Поскольку Мудрецу бегать по мирам хлопотно и утомительно, он с радостью делегировал свои полномочия Шуту, который с неподдельным восторгом принял на себя бремя задавать неудобные вопросы.
Следом в руках Аварии материализовалась колода карт. Абсолютно белые, гладкие, холодные на ощупь, без единого знака. Не артефакт силы, не волшебная палочка, а универсальный ключ. Шпаргалка от Вселенной, которая показывала суть вещей, очищенную от шелухи слов, самообмана и удобных иллюзий. Её способ вести безмолвный диалог с самой материей смыслов.
Персонаж был готов. Осталось создать для него особую сцену. Создательница выбирала не эпохи и не жанры. Она выбирала вызов. Для персонажа, который сомневается и ищет скрытые смыслы, таким вызовом может быть только мир, где сомнения — тягчайшее преступление, а скрытых смыслов не существует в принципе.

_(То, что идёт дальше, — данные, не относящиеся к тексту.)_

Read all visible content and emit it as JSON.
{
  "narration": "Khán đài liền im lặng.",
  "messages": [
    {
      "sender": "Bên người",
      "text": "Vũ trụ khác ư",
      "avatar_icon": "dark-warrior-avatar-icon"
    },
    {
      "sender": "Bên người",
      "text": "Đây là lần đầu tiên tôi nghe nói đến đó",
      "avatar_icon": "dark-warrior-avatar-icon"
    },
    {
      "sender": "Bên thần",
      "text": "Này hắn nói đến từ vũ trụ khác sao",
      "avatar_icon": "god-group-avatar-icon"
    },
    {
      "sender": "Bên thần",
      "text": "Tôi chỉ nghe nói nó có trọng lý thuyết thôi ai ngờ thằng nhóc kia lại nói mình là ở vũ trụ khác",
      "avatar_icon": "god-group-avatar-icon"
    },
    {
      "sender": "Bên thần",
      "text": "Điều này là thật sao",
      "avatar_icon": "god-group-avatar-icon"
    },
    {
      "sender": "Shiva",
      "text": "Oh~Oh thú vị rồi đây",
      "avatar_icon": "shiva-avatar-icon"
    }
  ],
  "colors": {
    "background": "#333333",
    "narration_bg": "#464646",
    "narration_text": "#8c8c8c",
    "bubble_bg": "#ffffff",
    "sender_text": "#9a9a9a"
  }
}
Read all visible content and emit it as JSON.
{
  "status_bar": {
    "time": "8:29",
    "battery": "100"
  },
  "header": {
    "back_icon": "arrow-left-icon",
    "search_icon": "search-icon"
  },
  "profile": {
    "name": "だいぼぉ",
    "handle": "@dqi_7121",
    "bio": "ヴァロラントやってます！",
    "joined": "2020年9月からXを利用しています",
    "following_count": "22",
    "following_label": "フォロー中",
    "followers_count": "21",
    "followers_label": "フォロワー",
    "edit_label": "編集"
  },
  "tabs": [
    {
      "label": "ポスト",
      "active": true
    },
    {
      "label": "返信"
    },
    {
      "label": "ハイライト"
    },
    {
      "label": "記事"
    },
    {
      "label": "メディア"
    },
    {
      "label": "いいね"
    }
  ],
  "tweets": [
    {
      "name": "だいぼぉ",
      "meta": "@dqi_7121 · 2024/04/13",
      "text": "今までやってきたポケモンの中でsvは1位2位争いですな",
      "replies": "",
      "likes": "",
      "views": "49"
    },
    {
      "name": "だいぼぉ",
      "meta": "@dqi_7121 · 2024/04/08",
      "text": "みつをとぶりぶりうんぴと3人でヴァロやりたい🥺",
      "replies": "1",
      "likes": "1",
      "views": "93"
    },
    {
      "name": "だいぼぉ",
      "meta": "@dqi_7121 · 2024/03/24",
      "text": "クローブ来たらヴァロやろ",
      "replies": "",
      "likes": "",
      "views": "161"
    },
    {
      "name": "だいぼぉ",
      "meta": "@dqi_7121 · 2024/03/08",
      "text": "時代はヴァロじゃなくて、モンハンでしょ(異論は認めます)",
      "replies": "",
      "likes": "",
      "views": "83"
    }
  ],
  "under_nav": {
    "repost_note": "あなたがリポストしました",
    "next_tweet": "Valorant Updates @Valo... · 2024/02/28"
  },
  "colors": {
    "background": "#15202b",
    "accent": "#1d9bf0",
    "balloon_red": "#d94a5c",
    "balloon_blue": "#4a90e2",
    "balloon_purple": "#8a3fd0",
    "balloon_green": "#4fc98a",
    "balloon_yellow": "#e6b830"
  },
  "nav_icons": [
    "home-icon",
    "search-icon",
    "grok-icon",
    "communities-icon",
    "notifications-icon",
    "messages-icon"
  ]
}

Так родилось Королевство Строгой Логики. Идеальное Зазеркалье для Аварии. Доведённый до абсурда её собственный внутренний конфликт между Порядком и Хаосом. Королевство — торжество её теневой стороны, Перфекциониста-Правителя, который панически боится хаоса. Это швейцарские часы размером со вселенную, в которых нет и не может быть места для малейшего «дзынь».
Мир, устроенный по принципу карточной колоды, где не оставалось места для случайности и импровизации. Место, где солнце всходило по утверждённому графику, а кошки мяукали исключительно ноту «до» первой октавы, дабы не нарушать акустическую гармонию.
Масть Червей управляла чувствами из стерильного неоклассического здания Министерства Утверждённых Эмоций. Любовь здесь случалась по вторникам с восьми до десяти вечера (форма 7-Л), а гнев дозволялось выражать лишь заполнением формы 34-Г в 2 экземплярах. Здесь можно было получить талон на порцию контролируемого восторга или подать заявление на официальную скорбь установленного образца. Любое чувство, которое не было внесено в реестр, считалось вирусом, системной ошибкой и подлежало немедленному устранению.
Масть Бубей ведала ресурсами. Вся экономика была просчитана до последней пылинки, до самой ничтожной калории. Каждый шаг, каждый вздох, каждая потраченная секунда были учтены и занесены в гроссбух. Департамент Учёта Всего Сущего скрупулёзно вёл даже реестр пылинок, которые летали в солнечном луче, если солнце светило по расписанию. Ничего лишнего. Ничего даром. Ничего спонтанного.
Масть Треф заведовала знанием. На любой мыслимый вопрос существовал только один-единственный утверждённый Высшим Советом ответ. Дважды два всегда и при любых обстоятельствах равнялось четырём. Попытка предположить, что может быть три или пять, каралась как государственная измена высшей категории. Под опекой масти находилась Великая Книга Единственно Верных Ответов. Правда, её кожаный переплёт давно покрылся пылью, ибо задавать вопросы считалось дурным тоном, граничащим с неприличием.
Масть Пик обеспечивала неукоснительное исполнение. Армия и стража, чьи лица были застывшими масками с выражением «железной воли», следили за соблюдением регламентов так, будто от этого зависела жизнь вселенной. Что, впрочем, так и было.
Главный закон Королевства — абсолютная, тотальная буквальность. Метафоры были объявлены вне закона как самый опасный источник двусмысленности, ереси и инакомыслия. Если кто-то ронял в разговоре фразу о «каменном сердце», это означало лишь одно: в его грудной клетке действительно находился булыжник, и бедолагу отправляли на приём к кардиологу-геологу. Фраза «золотые руки» была прямым показанием к дорогостоящему протезированию драгметаллами.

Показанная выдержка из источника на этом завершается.